The potential energy graph allows us to visualize the interactions between the two atoms in a diatomic molecule. It helps us understand the stability and potential energy changes as the distance between the two atoms changes.

3. How do I determine the unknown parameters for the potential energy graph?

The unknown parameters can be determined through experimental data or by using theoretical calculations based on the properties of the atoms in the molecule. These parameters can also be adjusted to fit the experimental data more accurately.

4. Can the potential energy graph predict the behavior of a diatomic molecule?

Yes, the potential energy graph can predict the behavior of a diatomic molecule by showing the energy changes as the distance between the two atoms changes.

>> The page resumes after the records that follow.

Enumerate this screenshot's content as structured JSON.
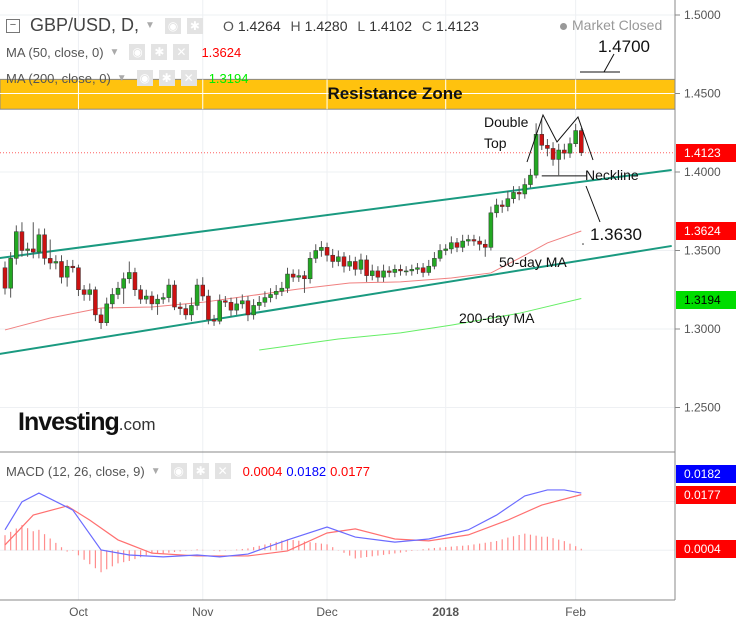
{
  "header": {
    "symbol": "GBP/USD, D,",
    "ohlc": {
      "o_label": "O",
      "o": "1.4264",
      "h_label": "H",
      "h": "1.4280",
      "l_label": "L",
      "l": "1.4102",
      "c_label": "C",
      "c": "1.4123"
    },
    "market_status": "Market Closed",
    "ma50_label": "MA (50, close, 0)",
    "ma50_value": "1.3624",
    "ma200_label": "MA (200, close, 0)",
    "ma200_value": "1.3194",
    "macd_label": "MACD (12, 26, close, 9)",
    "macd_hist_value": "0.0004",
    "macd_value": "0.0182",
    "macd_signal_value": "0.0177"
  },
  "logo": {
    "brand": "Investing",
    "suffix": ".com"
  },
  "colors": {
    "up": "#22a822",
    "down": "#cc1111",
    "ma50": "#f08080",
    "ma200": "#66ee66",
    "channel": "#1a9a80",
    "resistance": "#ffc20e",
    "macd": "#6b6bff",
    "signal": "#ff7070",
    "hist": "#ff8c8c",
    "tag_price": "#ff0000",
    "tag_ma200": "#00dd00",
    "tag_macd": "#0000ff"
  },
  "icons": [
    "collapse-icon",
    "eye-icon",
    "gear-icon",
    "close-icon",
    "chevron-down-icon"
  ],
  "chart_data": {
    "type": "candlestick",
    "price_axis": {
      "ticks": [
        "1.5000",
        "1.4500",
        "1.4000",
        "1.3500",
        "1.3000",
        "1.2500"
      ],
      "range": [
        1.23,
        1.51
      ]
    },
    "time_axis": {
      "ticks": [
        {
          "label": "Oct",
          "date": "2017-10-02"
        },
        {
          "label": "Nov",
          "date": "2017-11-01"
        },
        {
          "label": "Dec",
          "date": "2017-12-01"
        },
        {
          "label": "2018",
          "date": "2018-01-01",
          "bold": true
        },
        {
          "label": "Feb",
          "date": "2018-02-01"
        }
      ]
    },
    "grid": true,
    "ohlc": [
      [
        "2017-09-13",
        1.339,
        1.343,
        1.322,
        1.326
      ],
      [
        "2017-09-14",
        1.326,
        1.349,
        1.32,
        1.345
      ],
      [
        "2017-09-15",
        1.345,
        1.366,
        1.341,
        1.362
      ],
      [
        "2017-09-18",
        1.362,
        1.368,
        1.346,
        1.35
      ],
      [
        "2017-09-19",
        1.35,
        1.355,
        1.346,
        1.351
      ],
      [
        "2017-09-20",
        1.351,
        1.368,
        1.345,
        1.349
      ],
      [
        "2017-09-21",
        1.349,
        1.364,
        1.345,
        1.36
      ],
      [
        "2017-09-22",
        1.36,
        1.364,
        1.341,
        1.345
      ],
      [
        "2017-09-25",
        1.345,
        1.357,
        1.338,
        1.342
      ],
      [
        "2017-09-26",
        1.342,
        1.347,
        1.338,
        1.343
      ],
      [
        "2017-09-27",
        1.343,
        1.347,
        1.329,
        1.333
      ],
      [
        "2017-09-28",
        1.333,
        1.344,
        1.327,
        1.34
      ],
      [
        "2017-09-29",
        1.34,
        1.344,
        1.336,
        1.339
      ],
      [
        "2017-10-02",
        1.339,
        1.341,
        1.321,
        1.325
      ],
      [
        "2017-10-03",
        1.325,
        1.328,
        1.318,
        1.322
      ],
      [
        "2017-10-04",
        1.322,
        1.329,
        1.318,
        1.325
      ],
      [
        "2017-10-05",
        1.325,
        1.327,
        1.305,
        1.309
      ],
      [
        "2017-10-06",
        1.309,
        1.313,
        1.3,
        1.304
      ],
      [
        "2017-10-09",
        1.304,
        1.32,
        1.302,
        1.316
      ],
      [
        "2017-10-10",
        1.316,
        1.326,
        1.313,
        1.322
      ],
      [
        "2017-10-11",
        1.322,
        1.33,
        1.319,
        1.326
      ],
      [
        "2017-10-12",
        1.326,
        1.336,
        1.316,
        1.332
      ],
      [
        "2017-10-13",
        1.332,
        1.343,
        1.329,
        1.336
      ],
      [
        "2017-10-16",
        1.336,
        1.339,
        1.321,
        1.325
      ],
      [
        "2017-10-17",
        1.325,
        1.328,
        1.316,
        1.319
      ],
      [
        "2017-10-18",
        1.319,
        1.325,
        1.316,
        1.321
      ],
      [
        "2017-10-19",
        1.321,
        1.324,
        1.312,
        1.316
      ],
      [
        "2017-10-20",
        1.316,
        1.322,
        1.309,
        1.319
      ],
      [
        "2017-10-23",
        1.319,
        1.323,
        1.316,
        1.32
      ],
      [
        "2017-10-24",
        1.32,
        1.332,
        1.317,
        1.328
      ],
      [
        "2017-10-25",
        1.328,
        1.331,
        1.312,
        1.314
      ],
      [
        "2017-10-26",
        1.314,
        1.317,
        1.309,
        1.313
      ],
      [
        "2017-10-27",
        1.313,
        1.316,
        1.306,
        1.309
      ],
      [
        "2017-10-30",
        1.309,
        1.32,
        1.305,
        1.315
      ],
      [
        "2017-10-31",
        1.315,
        1.332,
        1.312,
        1.328
      ],
      [
        "2017-11-01",
        1.328,
        1.333,
        1.318,
        1.321
      ],
      [
        "2017-11-02",
        1.321,
        1.325,
        1.303,
        1.306
      ],
      [
        "2017-11-03",
        1.306,
        1.309,
        1.302,
        1.305
      ],
      [
        "2017-11-06",
        1.305,
        1.322,
        1.303,
        1.318
      ],
      [
        "2017-11-07",
        1.318,
        1.321,
        1.314,
        1.317
      ],
      [
        "2017-11-08",
        1.317,
        1.32,
        1.308,
        1.312
      ],
      [
        "2017-11-09",
        1.312,
        1.32,
        1.309,
        1.316
      ],
      [
        "2017-11-10",
        1.316,
        1.322,
        1.313,
        1.318
      ],
      [
        "2017-11-13",
        1.318,
        1.321,
        1.305,
        1.309
      ],
      [
        "2017-11-14",
        1.309,
        1.319,
        1.306,
        1.315
      ],
      [
        "2017-11-15",
        1.315,
        1.321,
        1.312,
        1.317
      ],
      [
        "2017-11-16",
        1.317,
        1.324,
        1.314,
        1.32
      ],
      [
        "2017-11-17",
        1.32,
        1.326,
        1.317,
        1.322
      ],
      [
        "2017-11-20",
        1.322,
        1.328,
        1.319,
        1.324
      ],
      [
        "2017-11-21",
        1.324,
        1.33,
        1.321,
        1.326
      ],
      [
        "2017-11-22",
        1.326,
        1.339,
        1.323,
        1.335
      ],
      [
        "2017-11-23",
        1.335,
        1.338,
        1.33,
        1.333
      ],
      [
        "2017-11-24",
        1.333,
        1.338,
        1.33,
        1.334
      ],
      [
        "2017-11-27",
        1.334,
        1.337,
        1.323,
        1.332
      ],
      [
        "2017-11-28",
        1.332,
        1.349,
        1.329,
        1.345
      ],
      [
        "2017-11-29",
        1.345,
        1.354,
        1.342,
        1.35
      ],
      [
        "2017-11-30",
        1.35,
        1.356,
        1.346,
        1.352
      ],
      [
        "2017-12-01",
        1.352,
        1.355,
        1.343,
        1.347
      ],
      [
        "2017-12-04",
        1.347,
        1.351,
        1.339,
        1.343
      ],
      [
        "2017-12-05",
        1.343,
        1.35,
        1.34,
        1.346
      ],
      [
        "2017-12-06",
        1.346,
        1.349,
        1.336,
        1.34
      ],
      [
        "2017-12-07",
        1.34,
        1.347,
        1.337,
        1.343
      ],
      [
        "2017-12-08",
        1.343,
        1.346,
        1.334,
        1.338
      ],
      [
        "2017-12-11",
        1.338,
        1.348,
        1.335,
        1.344
      ],
      [
        "2017-12-12",
        1.344,
        1.347,
        1.33,
        1.334
      ],
      [
        "2017-12-13",
        1.334,
        1.341,
        1.331,
        1.337
      ],
      [
        "2017-12-14",
        1.337,
        1.34,
        1.33,
        1.333
      ],
      [
        "2017-12-15",
        1.333,
        1.341,
        1.33,
        1.337
      ],
      [
        "2017-12-18",
        1.337,
        1.34,
        1.333,
        1.336
      ],
      [
        "2017-12-19",
        1.336,
        1.341,
        1.333,
        1.338
      ],
      [
        "2017-12-20",
        1.338,
        1.341,
        1.334,
        1.337
      ],
      [
        "2017-12-21",
        1.337,
        1.34,
        1.334,
        1.337
      ],
      [
        "2017-12-22",
        1.337,
        1.341,
        1.334,
        1.338
      ],
      [
        "2017-12-25",
        1.338,
        1.342,
        1.335,
        1.339
      ],
      [
        "2017-12-26",
        1.339,
        1.342,
        1.333,
        1.336
      ],
      [
        "2017-12-27",
        1.336,
        1.344,
        1.334,
        1.34
      ],
      [
        "2017-12-28",
        1.34,
        1.349,
        1.338,
        1.345
      ],
      [
        "2017-12-29",
        1.345,
        1.354,
        1.343,
        1.35
      ],
      [
        "2018-01-01",
        1.35,
        1.354,
        1.347,
        1.351
      ],
      [
        "2018-01-02",
        1.351,
        1.359,
        1.348,
        1.355
      ],
      [
        "2018-01-03",
        1.355,
        1.358,
        1.349,
        1.352
      ],
      [
        "2018-01-04",
        1.352,
        1.36,
        1.349,
        1.356
      ],
      [
        "2018-01-05",
        1.356,
        1.36,
        1.353,
        1.357
      ],
      [
        "2018-01-08",
        1.357,
        1.36,
        1.353,
        1.356
      ],
      [
        "2018-01-09",
        1.356,
        1.359,
        1.35,
        1.354
      ],
      [
        "2018-01-10",
        1.354,
        1.357,
        1.346,
        1.352
      ],
      [
        "2018-01-11",
        1.352,
        1.378,
        1.35,
        1.374
      ],
      [
        "2018-01-12",
        1.374,
        1.383,
        1.371,
        1.379
      ],
      [
        "2018-01-15",
        1.379,
        1.382,
        1.374,
        1.378
      ],
      [
        "2018-01-16",
        1.378,
        1.388,
        1.375,
        1.383
      ],
      [
        "2018-01-17",
        1.383,
        1.391,
        1.38,
        1.387
      ],
      [
        "2018-01-18",
        1.387,
        1.391,
        1.382,
        1.386
      ],
      [
        "2018-01-19",
        1.386,
        1.396,
        1.383,
        1.392
      ],
      [
        "2018-01-22",
        1.392,
        1.402,
        1.39,
        1.398
      ],
      [
        "2018-01-23",
        1.398,
        1.431,
        1.396,
        1.424
      ],
      [
        "2018-01-24",
        1.424,
        1.434,
        1.414,
        1.417
      ],
      [
        "2018-01-25",
        1.417,
        1.421,
        1.41,
        1.415
      ],
      [
        "2018-01-26",
        1.415,
        1.419,
        1.404,
        1.408
      ],
      [
        "2018-01-29",
        1.408,
        1.418,
        1.398,
        1.414
      ],
      [
        "2018-01-30",
        1.414,
        1.418,
        1.408,
        1.412
      ],
      [
        "2018-01-31",
        1.412,
        1.422,
        1.409,
        1.418
      ],
      [
        "2018-02-01",
        1.418,
        1.4307,
        1.416,
        1.4264
      ],
      [
        "2018-02-02",
        1.4264,
        1.428,
        1.4102,
        1.4123
      ]
    ],
    "ma50": [
      [
        "2017-09-13",
        1.2994
      ],
      [
        "2017-09-25",
        1.307
      ],
      [
        "2017-10-06",
        1.3134
      ],
      [
        "2017-10-19",
        1.314
      ],
      [
        "2017-11-01",
        1.317
      ],
      [
        "2017-11-13",
        1.321
      ],
      [
        "2017-11-24",
        1.3255
      ],
      [
        "2017-12-07",
        1.3293
      ],
      [
        "2017-12-20",
        1.33
      ],
      [
        "2018-01-02",
        1.3325
      ],
      [
        "2018-01-11",
        1.3357
      ],
      [
        "2018-01-18",
        1.345
      ],
      [
        "2018-01-25",
        1.3548
      ],
      [
        "2018-02-02",
        1.3624
      ]
    ],
    "ma200": [
      [
        "2017-11-15",
        1.2866
      ],
      [
        "2017-12-05",
        1.2936
      ],
      [
        "2017-12-20",
        1.2975
      ],
      [
        "2018-01-02",
        1.3025
      ],
      [
        "2018-01-18",
        1.31
      ],
      [
        "2018-02-02",
        1.3194
      ]
    ],
    "trendlines": [
      {
        "from": [
          "2017-09-12",
          1.3452
        ],
        "to": [
          "2018-02-26",
          1.4013
        ]
      },
      {
        "from": [
          "2017-09-12",
          1.2841
        ],
        "to": [
          "2018-02-26",
          1.3529
        ]
      }
    ],
    "neckline": {
      "from": "2018-01-24",
      "to": "2018-02-05",
      "price": 1.3975
    },
    "resistance_zone": {
      "label": "Resistance Zone",
      "low": 1.44,
      "high": 1.459
    },
    "annotations": {
      "double_top": [
        "Double",
        "Top"
      ],
      "neckline": "Neckline",
      "target_up": "1.4700",
      "target_down": "1.3630",
      "ma50": "50-day MA",
      "ma200": "200-day MA"
    },
    "last_price_tags": {
      "price": "1.4123",
      "ma50": "1.3624",
      "ma200": "1.3194",
      "macd": "0.0182",
      "signal": "0.0177",
      "hist": "0.0004"
    },
    "macd_line": [
      [
        "2017-09-13",
        0.0065
      ],
      [
        "2017-09-18",
        0.0154
      ],
      [
        "2017-09-21",
        0.0182
      ],
      [
        "2017-09-29",
        0.0128
      ],
      [
        "2017-10-06",
        0.0001
      ],
      [
        "2017-10-13",
        -0.0015
      ],
      [
        "2017-10-23",
        -0.0021
      ],
      [
        "2017-10-31",
        -0.0015
      ],
      [
        "2017-11-06",
        -0.0021
      ],
      [
        "2017-11-13",
        -0.0012
      ],
      [
        "2017-11-22",
        0.0033
      ],
      [
        "2017-12-01",
        0.0074
      ],
      [
        "2017-12-08",
        0.0042
      ],
      [
        "2017-12-19",
        0.0026
      ],
      [
        "2017-12-27",
        0.0036
      ],
      [
        "2018-01-05",
        0.0065
      ],
      [
        "2018-01-12",
        0.0112
      ],
      [
        "2018-01-19",
        0.0173
      ],
      [
        "2018-01-25",
        0.0192
      ],
      [
        "2018-01-30",
        0.0192
      ],
      [
        "2018-02-02",
        0.0182
      ]
    ],
    "signal_line": [
      [
        "2017-09-13",
        0.0017
      ],
      [
        "2017-09-20",
        0.0112
      ],
      [
        "2017-09-28",
        0.0141
      ],
      [
        "2017-10-04",
        0.0096
      ],
      [
        "2017-10-11",
        0.0033
      ],
      [
        "2017-10-19",
        -0.0009
      ],
      [
        "2017-10-31",
        -0.0018
      ],
      [
        "2017-11-13",
        -0.0018
      ],
      [
        "2017-11-22",
        -0.0002
      ],
      [
        "2017-12-01",
        0.0055
      ],
      [
        "2017-12-08",
        0.0068
      ],
      [
        "2017-12-19",
        0.0036
      ],
      [
        "2017-12-27",
        0.003
      ],
      [
        "2018-01-05",
        0.0049
      ],
      [
        "2018-01-16",
        0.0096
      ],
      [
        "2018-01-24",
        0.0144
      ],
      [
        "2018-02-02",
        0.0177
      ]
    ]
  }
}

It can also help determine the bond strength and stability of the molecule.

5. Are there any limitations to graphing potential energy for a diatomic molecule?

One limitation is that the potential energy graph only considers the interactions between two atoms and does not take into account the influence of other molecules or external factors. Additionally, the accuracy of the graph may be affected by the assumptions and simplifications made in the mathematical models used.